Bio-inspired water resistant and fast multi-responsive Janus actuator assembled by cellulose nanopaper and graphene with lignin adhesion

Flexible actuators with responses to various environmental stimuli have attracted great attention, but the issues of weak layer-to-layer bonding and low water resistance of cellulose-based actuators severely restrict their practical application. Herein, inspired by the internal structure of lignocellulose and reversible opening movement of pine cones by external humidity stimuli, a novel Janus film consisting of the insulated lignin-containing cellulose nanopaper (CNP) layer and the conductive reduced graphene oxide (rGO) layer was delicately designed and well fabricated through lignin adhesion between the two layers. Characterization showed that the obtained Janus film with a tensile strength of 141 MPa could be used as a flexible actuator, which could be operated based on water absorption and dehydration of the CNP layer as well as the light-to-heat conversion and high conductivity of rGO layer.
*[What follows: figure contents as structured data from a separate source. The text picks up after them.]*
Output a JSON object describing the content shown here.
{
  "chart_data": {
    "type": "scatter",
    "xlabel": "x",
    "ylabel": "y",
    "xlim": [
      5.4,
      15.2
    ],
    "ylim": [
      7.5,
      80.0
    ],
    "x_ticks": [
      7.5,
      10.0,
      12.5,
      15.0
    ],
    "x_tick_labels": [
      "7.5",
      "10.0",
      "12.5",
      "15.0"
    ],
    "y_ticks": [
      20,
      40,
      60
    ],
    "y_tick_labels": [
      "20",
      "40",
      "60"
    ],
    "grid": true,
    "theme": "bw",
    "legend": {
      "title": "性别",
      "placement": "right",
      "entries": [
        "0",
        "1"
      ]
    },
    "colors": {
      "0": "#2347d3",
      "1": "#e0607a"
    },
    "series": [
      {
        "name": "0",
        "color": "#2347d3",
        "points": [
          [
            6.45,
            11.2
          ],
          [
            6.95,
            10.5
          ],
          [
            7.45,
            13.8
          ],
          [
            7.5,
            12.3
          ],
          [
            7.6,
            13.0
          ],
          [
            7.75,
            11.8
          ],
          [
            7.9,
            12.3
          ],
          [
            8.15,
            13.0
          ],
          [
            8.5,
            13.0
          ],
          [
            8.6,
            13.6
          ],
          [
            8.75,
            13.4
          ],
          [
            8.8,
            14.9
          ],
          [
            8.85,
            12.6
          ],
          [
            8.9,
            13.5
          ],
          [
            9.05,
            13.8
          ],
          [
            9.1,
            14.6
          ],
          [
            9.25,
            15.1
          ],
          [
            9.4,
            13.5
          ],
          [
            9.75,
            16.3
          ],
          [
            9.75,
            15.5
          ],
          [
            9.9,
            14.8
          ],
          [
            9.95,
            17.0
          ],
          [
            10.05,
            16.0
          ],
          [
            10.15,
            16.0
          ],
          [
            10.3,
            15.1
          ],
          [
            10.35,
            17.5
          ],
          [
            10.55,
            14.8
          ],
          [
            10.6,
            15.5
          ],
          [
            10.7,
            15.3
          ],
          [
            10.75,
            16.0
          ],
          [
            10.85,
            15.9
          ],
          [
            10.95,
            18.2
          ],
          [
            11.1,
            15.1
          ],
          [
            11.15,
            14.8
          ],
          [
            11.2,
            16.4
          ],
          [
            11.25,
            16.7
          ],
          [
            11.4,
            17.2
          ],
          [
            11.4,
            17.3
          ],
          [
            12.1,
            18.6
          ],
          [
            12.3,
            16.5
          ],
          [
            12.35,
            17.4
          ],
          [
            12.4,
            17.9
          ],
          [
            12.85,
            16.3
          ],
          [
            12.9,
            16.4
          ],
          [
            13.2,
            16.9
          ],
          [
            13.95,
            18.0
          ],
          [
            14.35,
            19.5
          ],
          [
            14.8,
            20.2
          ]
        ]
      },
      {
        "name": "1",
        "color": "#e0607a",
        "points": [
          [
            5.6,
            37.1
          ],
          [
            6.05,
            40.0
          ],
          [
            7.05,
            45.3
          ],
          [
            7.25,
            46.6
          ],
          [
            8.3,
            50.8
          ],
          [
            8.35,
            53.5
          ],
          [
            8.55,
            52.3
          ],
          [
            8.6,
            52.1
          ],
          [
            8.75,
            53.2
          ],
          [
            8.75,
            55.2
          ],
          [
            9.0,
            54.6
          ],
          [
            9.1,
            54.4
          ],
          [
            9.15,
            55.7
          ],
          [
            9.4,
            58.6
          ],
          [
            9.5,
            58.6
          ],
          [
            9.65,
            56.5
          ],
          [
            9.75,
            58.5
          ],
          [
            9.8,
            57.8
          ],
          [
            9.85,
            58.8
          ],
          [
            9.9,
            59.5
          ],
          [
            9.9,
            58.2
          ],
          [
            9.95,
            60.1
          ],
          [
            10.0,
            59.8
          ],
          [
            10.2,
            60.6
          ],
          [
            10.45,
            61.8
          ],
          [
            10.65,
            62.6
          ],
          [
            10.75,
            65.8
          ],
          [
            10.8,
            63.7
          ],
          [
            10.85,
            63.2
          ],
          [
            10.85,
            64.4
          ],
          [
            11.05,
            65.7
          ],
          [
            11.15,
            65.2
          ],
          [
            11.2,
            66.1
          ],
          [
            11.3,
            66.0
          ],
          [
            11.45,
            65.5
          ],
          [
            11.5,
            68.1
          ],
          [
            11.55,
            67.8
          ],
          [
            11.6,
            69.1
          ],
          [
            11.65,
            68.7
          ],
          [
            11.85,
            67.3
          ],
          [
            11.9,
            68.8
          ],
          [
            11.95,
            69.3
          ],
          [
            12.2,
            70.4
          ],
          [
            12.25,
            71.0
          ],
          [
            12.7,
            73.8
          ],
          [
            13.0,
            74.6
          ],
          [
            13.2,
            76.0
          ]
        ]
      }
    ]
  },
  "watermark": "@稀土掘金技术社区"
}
Thus, the as-fabricated Janus film with excellent durability (folding resistance (>1000 times), good wet stability, and durable electrical actuation (>500 cycles)) had quick multi-responses to humidity, near-infrared radiation and electrical stimulation. Particularly, the resultant Janus film had the fastest response speed (1.875°/s/V) under the electrical stimuli compared to the reported carbon/polymer-based flexible actuators with comparable weights. Therefore, this CNP-based Janus film can be potentially used in many fields such as humidity sensor, bionic artificial arm/driving motor, and it could be helpful to develop facile and environmentally friendly strategies for the construction of multi-responsive Janus actuator/intelligent devices.